Les Papillons noirs, Florence Ben Sadoun

Par Ephemerveille

On a assisté, il y a peu, à des débats enflammés sur la blogosphère. Le sujet de ces colloques virtuels ; l’envoi de services de presse aux blogueurs. En effet, si certaines maisons envoient volontiers leurs dernières parutions aux blogs (souvent les petites structures), d’autres n’entrent même pas en matière.

En cette période florissante de l’édition, la très respectueuse maison Denoël s’est associée au site 

Chez Les Filles, envoyant à toute la blogosphère littéraire un ouvrage de leur rentrée, en avant première, de quoi réjouir les petits lecteurs-chroniqueurs du Net. L’ouvrage ? La Fausse Veuve, écrit par une certaine Florence Ben Sadoun. Malgré une couverture quelque peu austère, le beau titre de ce qu’on nous annonce être un premier roman nous donne furieusement envie d’ouvrir ce petit volume. Le livre reçu comme un cadeau, on en oublie presque que l’auteur est trois fois journaliste (Première, ELLE, France Culture…), ce qui, si l’on avait eu affaire au roman dans une librairie, aurait peut-être réfréné notre achat.

En entamant la lecture de La Fausse Veuve, c’est une véritable explosion qui se produit.

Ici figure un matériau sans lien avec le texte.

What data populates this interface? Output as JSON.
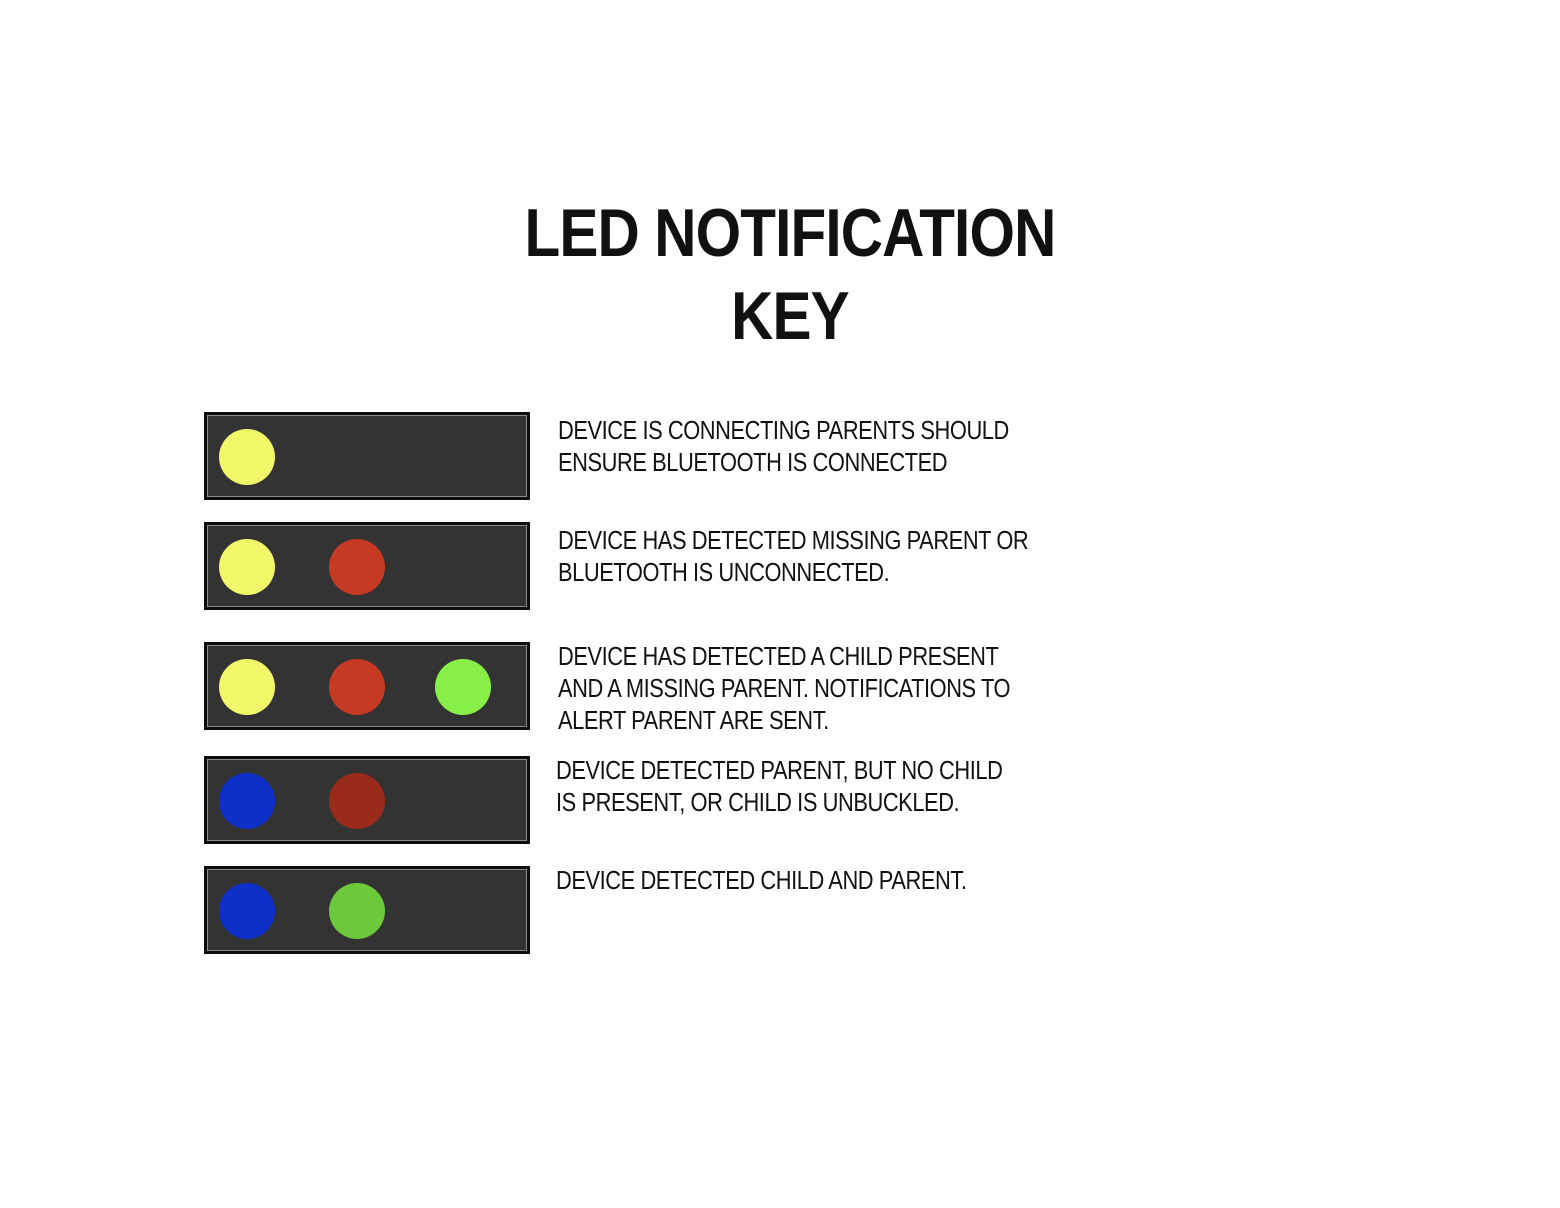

L’auteur écrit sec, elle sait percuter. Alternant le « tu » et le « vous », elle s’adresse à l’homme qu’elle aime avec une virulence à la Claire Castillon, autrement dit, une très bonne entrée en matière.

Ce vouvoiement qui chevauche le tutoiement est une marque de retenue, celle d’une amante, à qui son amant n’appartient qu’à moitié. Mais le problème de cet amour alambiqué n’est pas tant l’adultère et l'épouse qu’il faut éviter. La principale impasse, c’est le syndrôme du « locked-in », ce calvaire que doit endurer l’homme qu’aime la narratrice.

Avant de parler de l’être qu’elle aime, disons quelques mots à propos du « je » .

Il est clair, à la lecture de ce livre, que l’on a été arnaqué sur la marchandise. Il ne s’agit pas d’un roman, mais d’un récit autobiographique. L’homme pour qui Florence Ben Sadoun a fait des kilomètres de route pendant des mois était Jean-Dominique Bauby. Ca ne vous dit rien ? Mais si, rappelez-vous le film avec Amalric, Le Scaphandre et la Papillon. (L’aile d’un de ces lépidoptères sert d'ailleurs d’illustration à la couverture de La Fausse Veuve). Bauby est l’auteur du livre duquel est tiré le long-métrage éponyme de Julian Schnabel, primé à Cannes en 2007.

La relation entre Ben Sadoun et cet homme l’a donc mue dans l’écriture de ce « roman ». Qu’en est-il du reste de l'ouvrage ?

Après les impressionnantes premières pages, on assiste à un total effondrement de ce que l’on pensait être un livre fulgurant et stylistiquement très intéressant. A force d’être acerbe, âpre, Florence Ben Sadoun en devient presque venimeuse. S’attaquant à la femme de son aimé, mais à lui aussi, elle extériorise son désarroi avec violence et distille sa douleur en une corrosive agressivité. Son cri de douleur ne semble même pas sincère. Au lieu de hurler sa souffrance, Florence Ben Sadoun s’écoute hurler et se regarde souffrir. La deuxième moitié de son premier coup d’essai littéraire est totalement égocentré. Une manière peu habile de truffer de douleurs plus anciennes ces pages déjà si tourmentées.

On sort donc plutôt mal à l’aise de cette lecture. N’aurait-il pas été plus juste de garder ce texte dans son écrin ?Ou, mieux : qu'il reste une velléité dans le coeur de son auteur ?

En le lisant, le lecteur a l’impression de déranger, d’assister vainement à la tempête qui fait rage.

Enfin, le côté « Rive Gauche qui se morfond » (« seule assise au café de Flore »…) aura fini de nous assommer. Laissant son lecteur définitivement perplexe, Florence Ben Sadoun, en parlant d’elle, n’aura peut-être réussi qu’un seul et mince exploit : celui d’être meilleure que sa consœur Christine Angot.